Après, concernant la classe politique française… C’est logique. C’est un phénomène global, mondialement médiatisé. Dans le milieu dont on parle, il faut se greffer à l’actualité. Suffisamment pour faire parler de vous et faire un retour sur la réalité. Mais ils sont toujours un peu déconnectés et ne comprennent de toute façon pas le phénomène numérique.

Mais, dans un sens, la ministre de la famille, Laurence Rossignol, lorsqu’elle moquait les joueurs, avait raison. En disant ironiquement « c’est chouette que les gens se rassemblent ». Oui, les gens se rassemblent, et malheureusement, ce n’est pas pour ce que vous faites.

Pensez-vous qu’il y aura un impact sur la société et le quotidien ?

Je pense que cela restera dans la sphère économico-digitale. On est sur un terrain de jeu global, Google Earth remaniée. Mais le jeu donne un regard différent sur la réalité. Et fondamentalement PokémonGo, c’est cool, mais ça ne sert à rien. Ce n’est pas un outil de mobilisation, même si les technologies pourraient le permettre. Il n’y aura pas d‘impact profond parce que les joueurs de Pokémon existaient déjà, et ils continuent à faire leur petite vie.

Pensez-vous qu’il pourrait y avoir un entrecroisement du numérique et de la réalité ?

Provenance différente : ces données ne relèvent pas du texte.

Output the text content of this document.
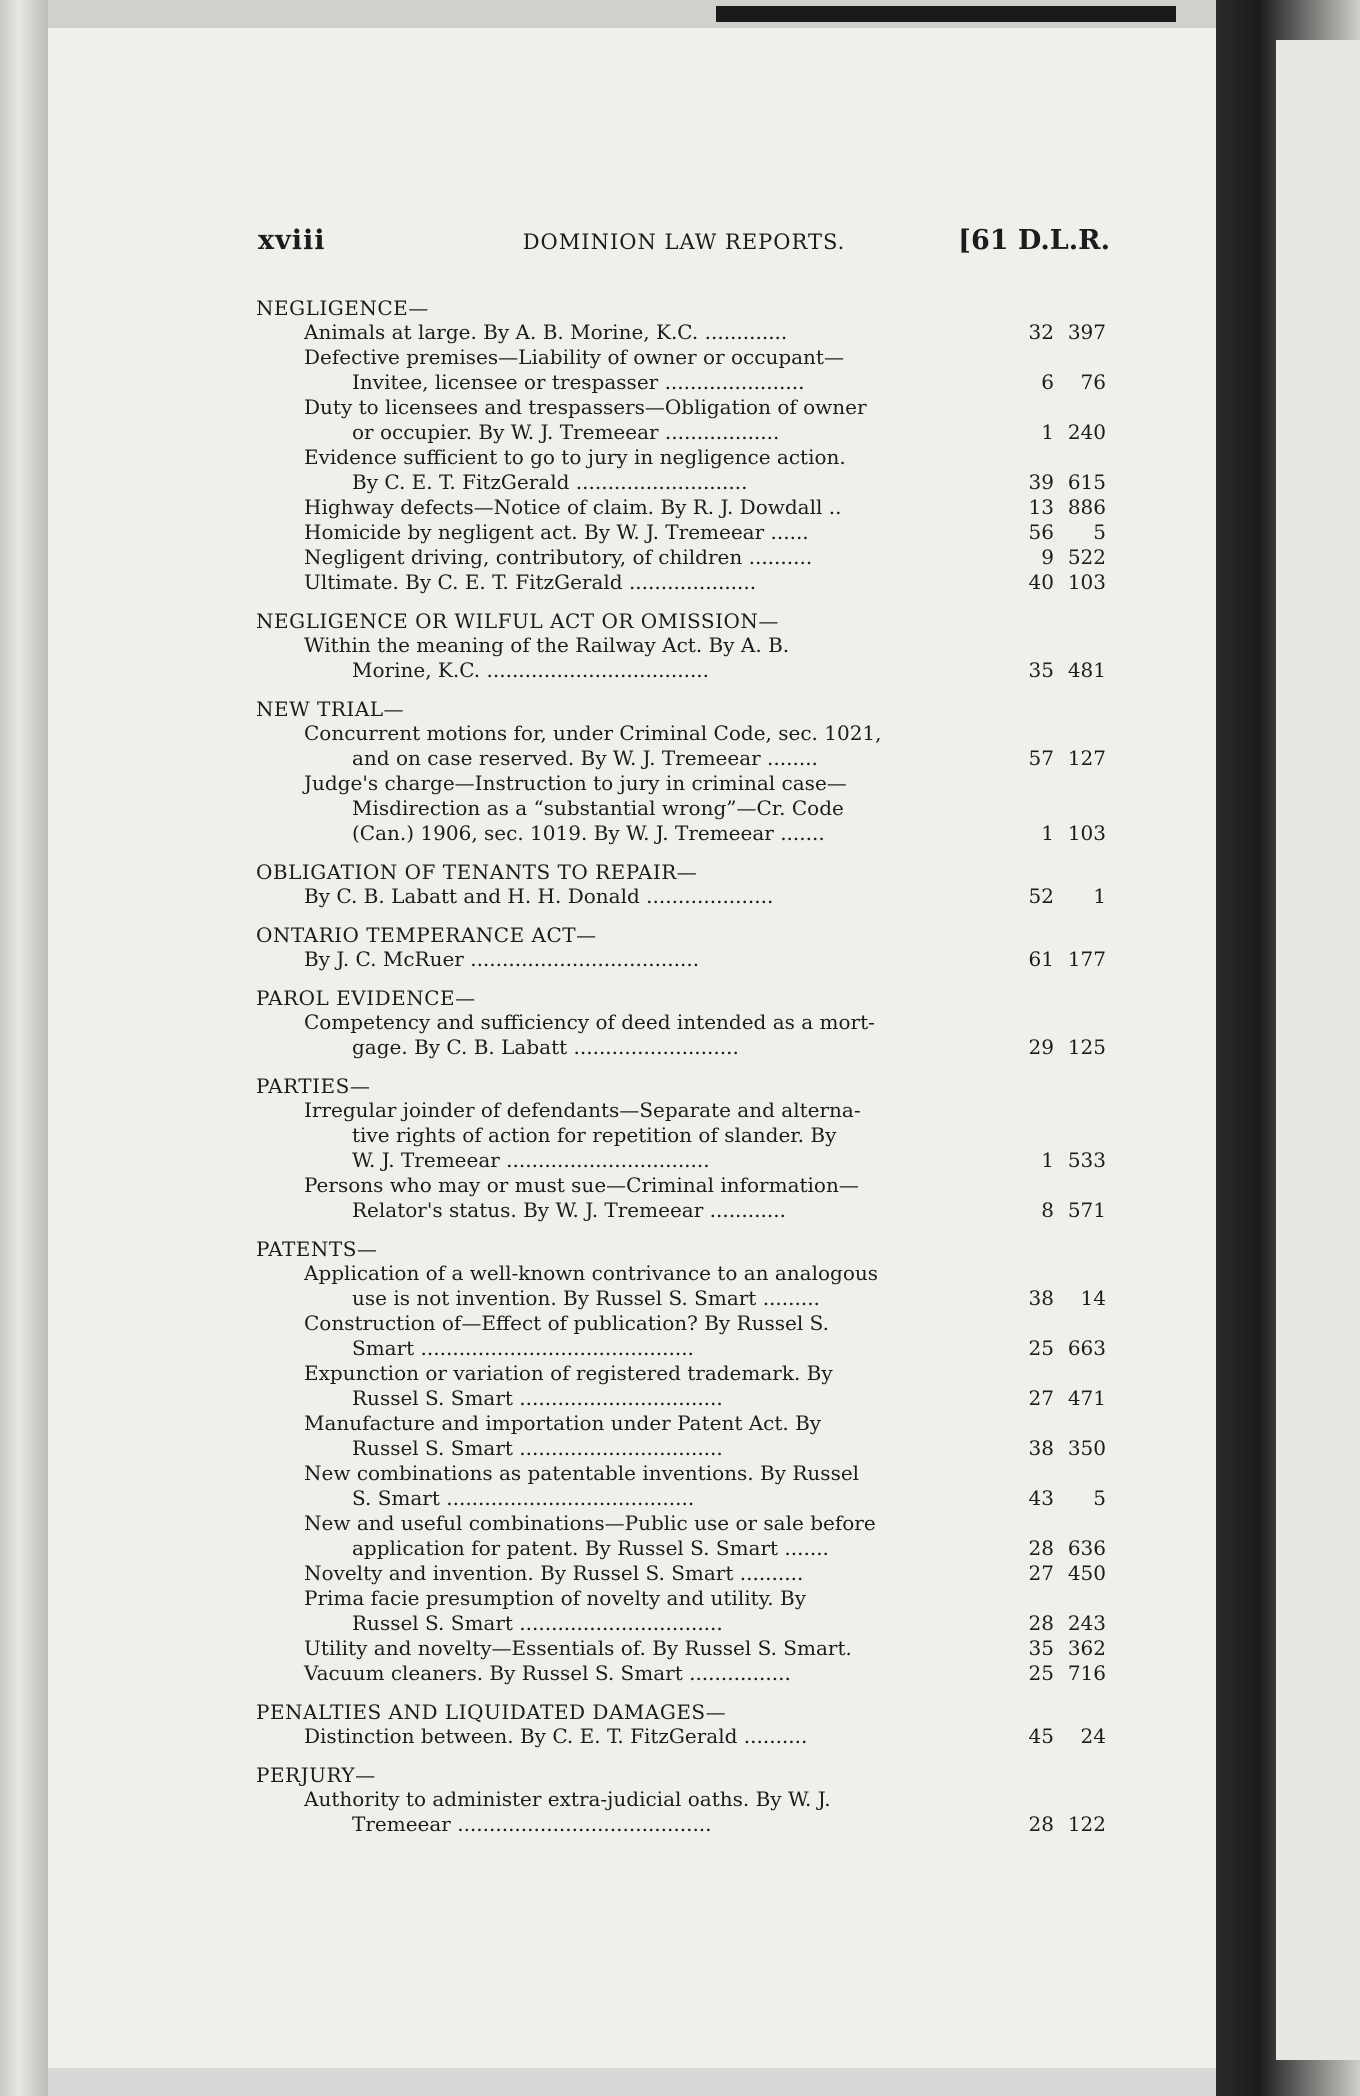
xviii	DOMINION LAW REPORTS.	[61 D.L.R.
NEGLIGENCE—
Animals at large. By A. B. Morine, K.C. .............	32 397
Defective premises—Liability of owner or occupant—
Invitee, licensee or trespasser ......................	6	76
Duty to licensees and trespassers—Obligation of owner
or occupier. By W. J. Tremeear ..................	1 240
Evidence sufficient to go to jury in negligence action.
By C. E. T. FitzGerald ...........................	39 615
Highway defects—Notice of claim. By R. J. Dowdall ..	13 886
Homicide by negligent act. By W. J. Tremeear ......	56	5
Negligent driving, contributory, of children ..........	9 522
Ultimate. By C. E. T. FitzGerald ....................	40 103
NEGLIGENCE OR WILFUL ACT OR OMISSION—
Within the meaning of the Railway Act. By A. B.
Morine, K.C. ...................................	35 481
NEW TRIAL—
Concurrent motions for, under Criminal Code, sec. 1021,
and on case reserved. By W. J. Tremeear ........	57 127
Judge's charge—Instruction to jury in criminal case—
Misdirection as a “substantial wrong”—Cr. Code
(Can.) 1906, sec. 1019. By W. J. Tremeear .......	1 103
OBLIGATION OF TENANTS TO REPAIR—
By C. B. Labatt and H. H. Donald ....................	52	1
ONTARIO TEMPERANCE ACT—
By J. C. McRuer ....................................	61 177
PAROL EVIDENCE—
Competency and sufficiency of deed intended as a mort-
gage. By C. B. Labatt ..........................	29 125
PARTIES—
Irregular joinder of defendants—Separate and alterna-
tive rights of action for repetition of slander. By
W. J. Tremeear ................................	1 533
Persons who may or must sue—Criminal information—
Relator's status. By W. J. Tremeear ............	8 571
PATENTS—
Application of a well-known contrivance to an analogous
use is not invention. By Russel S. Smart .........	38	14
Construction of—Effect of publication? By Russel S.
Smart ...........................................	25 663
Expunction or variation of registered trademark. By
Russel S. Smart ................................	27 471
Manufacture and importation under Patent Act. By
Russel S. Smart ................................	38 350
New combinations as patentable inventions. By Russel
S. Smart .......................................	43	5
New and useful combinations—Public use or sale before
application for patent. By Russel S. Smart .......	28 636
Novelty and invention. By Russel S. Smart ..........	27 450
Prima facie presumption of novelty and utility. By
Russel S. Smart ................................	28 243
Utility and novelty—Essentials of. By Russel S. Smart.	35 362
Vacuum cleaners. By Russel S. Smart ................	25 716
PENALTIES AND LIQUIDATED DAMAGES—
Distinction between. By C. E. T. FitzGerald ..........	45	24
PERJURY—
Authority to administer extra-judicial oaths. By W. J.
Tremeear ........................................	28 122
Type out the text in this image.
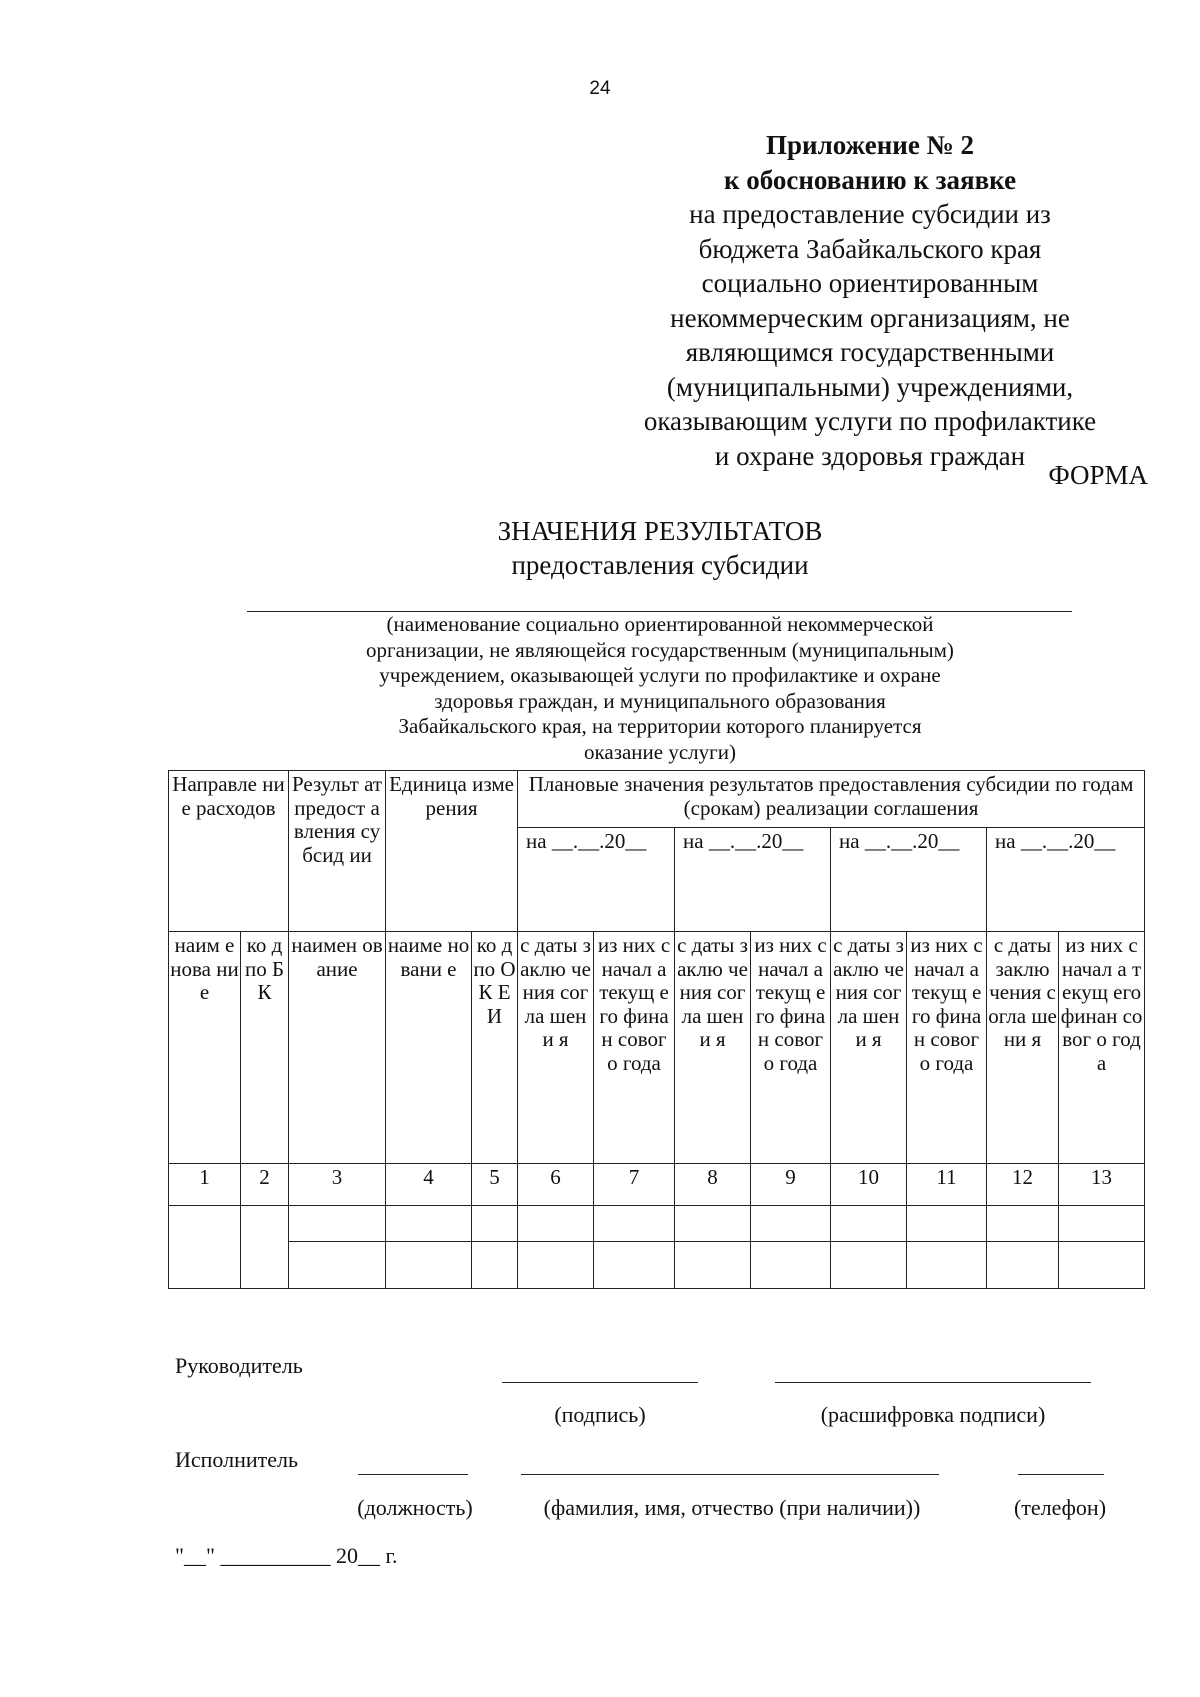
24
Приложение № 2
к обоснованию к заявке
на предоставление субсидии из
бюджета Забайкальского края
социально ориентированным
некоммерческим организациям, не
являющимся государственными
(муниципальными) учреждениями,
оказывающим услуги по профилактике
и охране здоровья граждан
ФОРМА
ЗНАЧЕНИЯ РЕЗУЛЬТАТОВ
предоставления субсидии
(наименование социально ориентированной некоммерческой
организации, не являющейся государственным (муниципальным)
учреждением, оказывающей услуги по профилактике и охране
здоровья граждан, и муниципального образования
Забайкальского края, на территории которого планируется
оказание услуги)
Направле ние расходов		Результ ат предост авления субсид ии	Единица измерения		Плановые значения результатов предоставления субсидии по годам (срокам) реализации соглашения							
					на __.__.20__		на __.__.20__		на __.__.20__		на __.__.20__	
наим енова ние	ко д по БК	наимен ование	наиме новани е	ко д по ОК ЕИ	с даты заклю чения согла шени я	из них с начал а текущ его финан совог о года	с даты заклю чения согла шени я	из них с начал а текущ его финан совог о года	с даты заклю чения согла шени я	из них с начал а текущ его финан совог о года	с даты заклю чения согла шени я	из них с начал а текущ его финан совог о года
1	2	3	4	5	6	7	8	9	10	11	12	13

Руководитель
(подпись)	(расшифровка подписи)
Исполнитель
(должность)	(фамилия, имя, отчество (при наличии))	(телефон)
"__" __________ 20__ г.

Il n’y a pas d’opposition entre numérique et vie réelle. On le voit dans le monde du travail, dans la régulation des transports, partout. L’insertion est là. Après, on aborde plus la capacité de l’individu à interagir avec son environnement. Il y a ce fantasme global de l’individu capable de tout réguler.

Sauf que dans la vraie vie, il y a plusieurs rapports de forces et plateformes. Cela redessine les cartes de pouvoir par contre et pas seulement pour les citoyens.

Dans quel sens ?

Les géants du net sont des entreprises privées dont le seul but est de faire de l’argent. Ils ont une réelle puissance de collecte de données et d’analyse des comportements cognitifs. Cela introduit des pratiques et manières de faire qui ne sont pas forcément en adéquation avec les découpages territoriaux et politiques.

On le voit sur les questions de fiscalité d’un Google ou d’Amazon. Ou sur les questions du droit à l’image, sur la socialisation via Facebook. On fait le grand dam des jeunes qui se font embrigader en trois semaines sur ce réseau social par les djihadistes. La question n’est pas là, derrière il y a des sujets plus profonds avec des mises en relation différentes par rapport à avant.

PokémonGo contribuerait alors à cette analyse des comportements ?

Oui, ça traque tout. Je pense que c’est très bien pour ces entreprises. Pour voir les déplacements, cartographier le territoire. Il ne faut pas oublier que le mec qui a fait PokémonGo est celui qui a créé Google Earth. C’est pour cela que c’est puissant. C’est un jeu qui a mis dix, voire vingt ans à se faire.

Un constat paradoxal, donc. Un bienfait social d’un côté, et l’augmentation de la surveillance des personnes par des entreprises privées de l’autre.

Oui, cela permet de notamment faire du placement de produit. Et peut-être qu’un jour les gens feront du placement politique. C’est pour cela que les pouvoirs publics réagissent de manière épidermique. Inconsciemment, ils se font doubler. Ils n’ont plus le monopole du déplacement des gens, du vivre ensemble. Et ça, ça les rend dingue.

Jouez-vous à PokémonGo ?

J’ai commencé à jouer avant que l’application ne soit disponible. Étant chef de produit d’une boîte de jeu vidéo, The Good Drive, fatalement, tous mes collègues sont dessus. Il y a un côté assez fascinant. Le rythme est bon, il y a énormément de choses à faire, surtout dans les grandes villes et le jeu est assez bien dosé pour que l’on ne s’ennuie pas. Et le gameplay et intuitif. Marcher, appuyer sur un bouton pour lancer une pokéball, tout le monde peut le faire ! Après, cela reste un jeu de collection. La partie de combat est ratée et je pense que la prochaine étape à développer est que les joueurs puissent faire des combats entre eux.